Early last week, the North Carolina Rabbit Hole brought you the story of Karly Sindy of Asheville, who requested, and received, a specialized FART license plate for her truck. She ordered it last October, received it in November (to her great astonishment), and drove around with it for three months, getting second looks and sparking great conversations along the way. Last month, someone complained about the plate to the NCDMV, which told her she had to remove the plate unless she could make a convincing case to keep it. So, on the same day she received the letter, Sindy went to Reddit to ask what to do. A few redditors had suggestions, and by noon, Sindy had created a website for an organization named the Friends of Asheville Recreational Trails. They held their very first meeting that night. Fifteen people showed up. Soon after, people made logos, and the story got a ton of media coverage. Sindy herself ended up on Jimmy Kimmel Live! to plead her case to America. She also mailed an appeal to the DMV, saying FART the plate represented F.A.R.T. the hiking group.
Well, it turns out that Sindy won’t be able to keep the plate on her truck after all. Yesterday afternoon, she got a call from the NCDMV saying her appeal was denied.
“Ms. Sindy will not be able to keep the plate on her vehicle,” NCDOT spokesman Marty Honan said in an email to the Rabbit Hole. “The text has been on our unapproved list for some time and should not have been issued.”

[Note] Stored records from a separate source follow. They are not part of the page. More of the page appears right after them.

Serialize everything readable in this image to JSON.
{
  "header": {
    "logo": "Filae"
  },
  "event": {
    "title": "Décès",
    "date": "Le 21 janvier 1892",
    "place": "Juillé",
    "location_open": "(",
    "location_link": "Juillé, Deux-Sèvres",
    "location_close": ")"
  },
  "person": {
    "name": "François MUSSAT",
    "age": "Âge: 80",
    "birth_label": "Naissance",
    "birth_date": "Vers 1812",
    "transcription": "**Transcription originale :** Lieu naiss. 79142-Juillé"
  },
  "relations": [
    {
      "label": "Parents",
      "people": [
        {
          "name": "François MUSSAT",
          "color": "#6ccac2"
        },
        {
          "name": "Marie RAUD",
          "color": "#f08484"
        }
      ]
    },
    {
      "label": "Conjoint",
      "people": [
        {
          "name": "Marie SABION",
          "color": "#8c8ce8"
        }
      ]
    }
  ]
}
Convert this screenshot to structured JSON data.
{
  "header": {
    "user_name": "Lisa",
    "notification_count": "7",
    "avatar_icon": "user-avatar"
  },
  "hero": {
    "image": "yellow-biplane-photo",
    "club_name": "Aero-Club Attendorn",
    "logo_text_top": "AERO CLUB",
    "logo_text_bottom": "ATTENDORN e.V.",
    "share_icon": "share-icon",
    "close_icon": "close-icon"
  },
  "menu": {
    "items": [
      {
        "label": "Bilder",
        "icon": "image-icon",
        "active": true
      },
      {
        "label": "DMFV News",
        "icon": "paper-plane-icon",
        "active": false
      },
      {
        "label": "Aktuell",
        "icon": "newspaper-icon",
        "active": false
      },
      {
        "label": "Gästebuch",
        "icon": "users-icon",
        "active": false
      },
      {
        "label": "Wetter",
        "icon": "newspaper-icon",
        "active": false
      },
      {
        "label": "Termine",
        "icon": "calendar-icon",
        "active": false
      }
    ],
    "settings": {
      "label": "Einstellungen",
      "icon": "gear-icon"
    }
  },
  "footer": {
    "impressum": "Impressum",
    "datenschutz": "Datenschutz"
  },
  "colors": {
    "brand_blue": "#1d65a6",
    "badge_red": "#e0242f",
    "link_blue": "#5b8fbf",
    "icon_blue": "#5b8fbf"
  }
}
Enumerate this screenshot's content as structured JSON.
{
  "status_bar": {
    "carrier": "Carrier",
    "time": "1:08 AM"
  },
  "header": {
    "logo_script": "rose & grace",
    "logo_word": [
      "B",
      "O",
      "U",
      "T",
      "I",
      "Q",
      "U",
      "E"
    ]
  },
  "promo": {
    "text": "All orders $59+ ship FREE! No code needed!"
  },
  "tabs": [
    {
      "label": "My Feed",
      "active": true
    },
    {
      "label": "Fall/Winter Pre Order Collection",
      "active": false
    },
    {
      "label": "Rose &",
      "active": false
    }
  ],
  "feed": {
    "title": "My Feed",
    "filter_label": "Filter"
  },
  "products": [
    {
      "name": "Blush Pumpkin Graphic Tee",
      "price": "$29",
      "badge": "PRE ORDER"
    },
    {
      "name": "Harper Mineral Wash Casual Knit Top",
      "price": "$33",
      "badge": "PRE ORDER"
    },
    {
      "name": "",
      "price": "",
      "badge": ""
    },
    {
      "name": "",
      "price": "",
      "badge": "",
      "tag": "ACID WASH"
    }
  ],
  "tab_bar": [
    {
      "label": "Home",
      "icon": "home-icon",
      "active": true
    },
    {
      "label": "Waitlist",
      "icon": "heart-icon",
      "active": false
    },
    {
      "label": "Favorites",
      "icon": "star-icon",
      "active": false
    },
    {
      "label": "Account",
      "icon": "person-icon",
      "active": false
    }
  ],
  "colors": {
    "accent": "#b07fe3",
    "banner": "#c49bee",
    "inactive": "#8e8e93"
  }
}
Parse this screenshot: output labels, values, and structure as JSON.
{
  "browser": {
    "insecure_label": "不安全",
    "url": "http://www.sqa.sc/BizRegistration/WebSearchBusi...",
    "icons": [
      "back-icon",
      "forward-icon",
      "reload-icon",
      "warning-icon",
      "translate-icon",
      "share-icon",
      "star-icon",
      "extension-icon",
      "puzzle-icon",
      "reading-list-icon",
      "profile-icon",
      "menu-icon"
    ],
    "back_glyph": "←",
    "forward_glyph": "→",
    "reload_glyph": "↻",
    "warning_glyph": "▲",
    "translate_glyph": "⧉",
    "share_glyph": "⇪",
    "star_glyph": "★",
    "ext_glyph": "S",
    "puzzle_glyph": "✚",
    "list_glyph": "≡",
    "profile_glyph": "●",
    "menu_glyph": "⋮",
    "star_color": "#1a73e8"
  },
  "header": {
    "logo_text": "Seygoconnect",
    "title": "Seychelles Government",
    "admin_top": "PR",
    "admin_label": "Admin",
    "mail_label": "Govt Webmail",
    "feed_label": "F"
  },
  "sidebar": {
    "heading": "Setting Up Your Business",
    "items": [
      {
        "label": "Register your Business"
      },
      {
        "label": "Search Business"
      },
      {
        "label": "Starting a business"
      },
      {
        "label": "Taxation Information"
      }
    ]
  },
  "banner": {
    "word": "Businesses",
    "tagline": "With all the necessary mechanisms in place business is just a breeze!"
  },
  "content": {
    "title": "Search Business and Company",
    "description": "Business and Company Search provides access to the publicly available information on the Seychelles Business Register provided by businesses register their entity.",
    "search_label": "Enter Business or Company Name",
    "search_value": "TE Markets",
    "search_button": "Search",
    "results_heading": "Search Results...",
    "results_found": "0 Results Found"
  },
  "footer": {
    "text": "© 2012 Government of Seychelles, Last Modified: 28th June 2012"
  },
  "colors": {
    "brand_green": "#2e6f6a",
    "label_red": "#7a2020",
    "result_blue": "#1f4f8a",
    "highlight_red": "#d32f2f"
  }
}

But! “We are going to let her keep the plate as a commemorative token (not on her vehicle),” Honan wrote. Normally, the state requests that offending plates be returned and destroyed.
In a way, the plate was always going to live on. After the initial burst of publicity, Sindy sold stickers and t-shirts featuring the FART license plate and various community-designed F.A.R.T. logos. All of the proceeds from those is going to benefit Read to Succeed Asheville, and so far, F.A.R.T. fans have raised hundreds of dollars for that organization. The club itself is holding its second meeting on Sunday at Richmond Hill Park in Asheville. Even though the plate is gone, the FART will linger. “I didn’t just go viral in vain,” Sindy says.
This week, the plate was featured in an editorial in the Wilson Times, which argued that FART is actually a free speech issue (literally, you cannot spell “First Amendment” without “FART”). But Karly says she’s not going to take this to court. “I can’t think of a bigger waste of money and resources” she says, laughing.
Already, though, the tongue-in-cheek mourning has begun. (Sindy just posted a goodbye TikTok set to Elton John’s “Candle in the Wind.”) But the plate is not coming off the Taco FART truck just yet. The state normally mails a regular, standard license plate as a replacement, but in this case, she says, they’re sending her an application for a new personalized plate. “That was their effort at humanity,” she says. So, what’s she going to request? “I think PHART would be a good one.”
R.I.P. FART (see what I did there?)
This story was featured on Wait... Wait, Don't Tell Me this Weekend. It was the correct story in the "bluff the listener" game.